The draft bill to regularise dance bars, finalised by the state government on Thursday, has banned bars in residential buildings.

It has also made mandatory to have the consent of three-fourth of the residents in case the bars are in the semi-residential buildings.

The government has also decided to have an independent authority mechanism comprising NGOs and women activists to monitor the implementation of the rules and to keep the powers of the police under check.

The draft of the new bill was finalised on Thursday and will be introduced in the legislative council on Monday.

Based on the suggestions by the 25-member committee of the ministers and legislators, the state government made a few changes in the draft of the bill, first discussed last week.

Read: Cops ask dance bar licence applicants for self-certification

Bringing more clarity on the residential area, mentioned in the original draft, the final draft has banned bars in the residential buildings. Though most of the bars doing business till 2005 were in the residential buildings, the no-objection certificates from the secretary were sufficient to get the permission.

The final draft has also banned the serving of liquor in the performance area. This will, according to the government officials, make it difficult to attract customers as liquor is an important factor for the customers.

“Based on the suggestions by some committee members, we are considering establishing a mechanism for the effective implementation of the provisions in rules. The mechanism, which will comprise the members of the NGOs and women activists, will ensure the safety of the dancers and also keep obscenity at bay,” said Dr Vijay Satbir Singh, principal secretary, home.

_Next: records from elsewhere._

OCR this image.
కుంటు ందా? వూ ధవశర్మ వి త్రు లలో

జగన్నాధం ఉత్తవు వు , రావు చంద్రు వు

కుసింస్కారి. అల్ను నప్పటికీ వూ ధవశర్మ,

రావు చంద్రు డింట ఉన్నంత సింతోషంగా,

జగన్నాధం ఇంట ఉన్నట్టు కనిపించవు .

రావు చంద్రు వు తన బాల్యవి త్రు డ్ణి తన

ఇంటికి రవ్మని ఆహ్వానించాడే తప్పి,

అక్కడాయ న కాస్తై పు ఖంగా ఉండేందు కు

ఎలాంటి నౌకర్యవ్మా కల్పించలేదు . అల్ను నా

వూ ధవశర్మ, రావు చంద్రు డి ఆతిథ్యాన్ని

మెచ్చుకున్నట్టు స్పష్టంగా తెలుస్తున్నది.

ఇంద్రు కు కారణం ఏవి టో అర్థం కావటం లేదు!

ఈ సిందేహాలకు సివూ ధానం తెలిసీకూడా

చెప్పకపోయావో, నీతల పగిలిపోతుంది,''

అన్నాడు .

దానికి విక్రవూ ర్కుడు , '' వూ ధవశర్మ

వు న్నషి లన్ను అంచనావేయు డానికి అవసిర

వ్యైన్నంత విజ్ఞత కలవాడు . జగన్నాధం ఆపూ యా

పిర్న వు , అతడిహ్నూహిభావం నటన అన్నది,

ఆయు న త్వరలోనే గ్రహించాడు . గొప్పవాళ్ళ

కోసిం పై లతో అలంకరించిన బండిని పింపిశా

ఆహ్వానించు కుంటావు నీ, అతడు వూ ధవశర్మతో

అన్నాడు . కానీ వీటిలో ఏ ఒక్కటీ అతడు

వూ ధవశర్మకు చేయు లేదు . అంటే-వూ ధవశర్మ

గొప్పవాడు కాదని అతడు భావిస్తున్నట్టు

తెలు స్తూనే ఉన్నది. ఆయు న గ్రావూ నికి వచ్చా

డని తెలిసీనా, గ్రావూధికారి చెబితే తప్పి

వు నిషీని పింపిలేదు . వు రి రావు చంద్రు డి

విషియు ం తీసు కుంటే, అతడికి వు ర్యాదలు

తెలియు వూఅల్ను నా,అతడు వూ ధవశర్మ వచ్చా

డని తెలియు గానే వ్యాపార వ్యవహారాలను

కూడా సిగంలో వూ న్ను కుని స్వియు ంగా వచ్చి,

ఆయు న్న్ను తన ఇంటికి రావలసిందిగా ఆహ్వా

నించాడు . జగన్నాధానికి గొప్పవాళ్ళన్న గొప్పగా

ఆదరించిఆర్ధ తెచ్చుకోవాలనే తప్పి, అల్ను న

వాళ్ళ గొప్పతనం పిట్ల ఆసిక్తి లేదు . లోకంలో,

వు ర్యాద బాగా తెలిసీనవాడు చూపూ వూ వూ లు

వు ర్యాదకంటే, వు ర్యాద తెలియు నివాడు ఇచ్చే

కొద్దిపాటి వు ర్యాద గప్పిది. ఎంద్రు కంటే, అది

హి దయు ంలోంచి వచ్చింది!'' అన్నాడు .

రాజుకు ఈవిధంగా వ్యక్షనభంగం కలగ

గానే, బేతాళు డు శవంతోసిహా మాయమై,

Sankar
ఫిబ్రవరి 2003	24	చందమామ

Though the home department has consulted acting advocate general and senior counsel representing the state in the apex court, the home department officials are sceptical of two provisions in the draft bill. “They have more or less consented to the draft and advised us that the legal battle could be fought in the apex court. Though the provision of the CCTV cameras inside the bars has been struck down by the apex court, we will try to convince the court that the cameras will be made mandatory in the fashion that the privacy of the customers was not compromised. We are making the CCTV mandatory in the areas in the purview of the public place,” an official from the department said.